Quarter of Scots 'obese', health survey says
More than a quarter of adults in Scotland are obese, according to official figures.
Statistics from the Scottish Health Survey suggested 27% of people between the ages of 16 and 64 were obese in 2010.
The Scottish Health Survey said it continued the upward trend from just 17% in 1995.
The survey, produced for the Scottish government, said it was predicted that obesity rates could reach 40% by 2030.
The figure for the number of adults deemed to be overweight (with a body mass index greater than 25) was now 65%, the survey said.
The percentage of overweight men (67.8%) was significantly higher than women (62.4%).
The survey follows the launch of the government's action plan to tackle obesity in March.

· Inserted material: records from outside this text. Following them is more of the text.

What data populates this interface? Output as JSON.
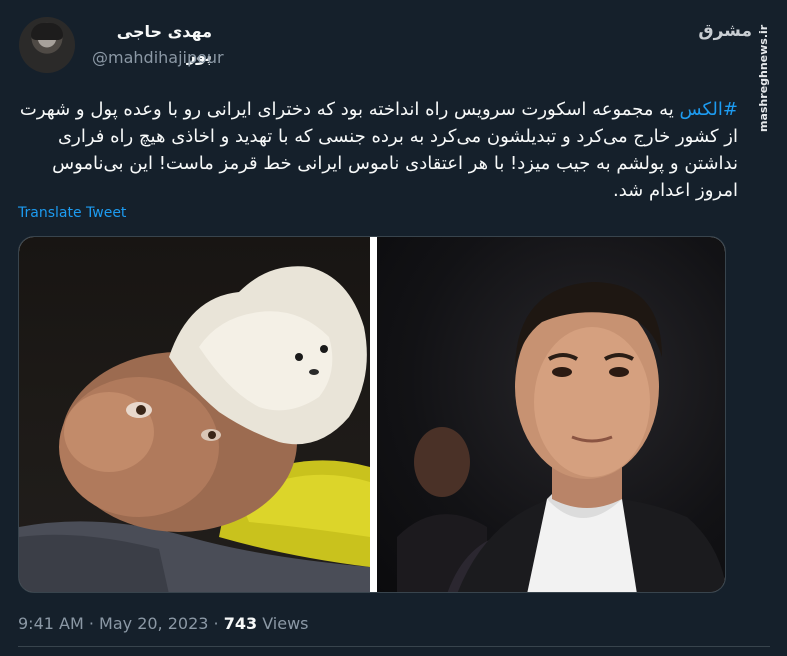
{
  "author": {
    "display_name": "مهدی حاجی پور",
    "handle": "@mahdihajipour"
  },
  "watermark": {
    "logo": "مشرق",
    "url": "mashreghnews.ir"
  },
  "tweet": {
    "hashtag": "#الکس",
    "body": " یه مجموعه اسکورت سرویس راه انداخته بود که دخترای ایرانی رو با وعده پول و شهرت از کشور خارج می‌کرد و تبدیلشون می‌کرد به برده جنسی که با تهدید و اخاذی هیچ راه فراری نداشتن و پولشم به جیب میزد! با هر اعتقادی ناموس ایرانی خط قرمز ماست! این بی‌ناموس امروز اعدام شد.",
    "translate_label": "Translate Tweet"
  },
  "meta": {
    "time": "9:41 AM",
    "separator1": " · ",
    "date": "May 20, 2023",
    "separator2": " · ",
    "views_count": "743",
    "views_label": " Views"
  },
  "colors": {
    "background": "#15202b",
    "accent": "#1d9bf0",
    "secondary_text": "#8b98a5"
  }
}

A Scottish government spokesman said: "Our action plan published earlier this year sets out actions being taken to change the environment in which we live to make it easier for everyone to make healthy choices, including eating more fruit and vegetables and less salt, fat and added sugar and becoming more active.
"We have introduced a range of measures to improve diet and are spending over £7.5m in the next three years on projects to encourage healthy eating."
The spokesman added: "As part of this we are working closely with the food industry, including manufacturers, retailers and the hospitality sector to reduce the saturated fat content of products and build on the positive steps they have been making over the last few years on the promotion of healthier, less energy dense food."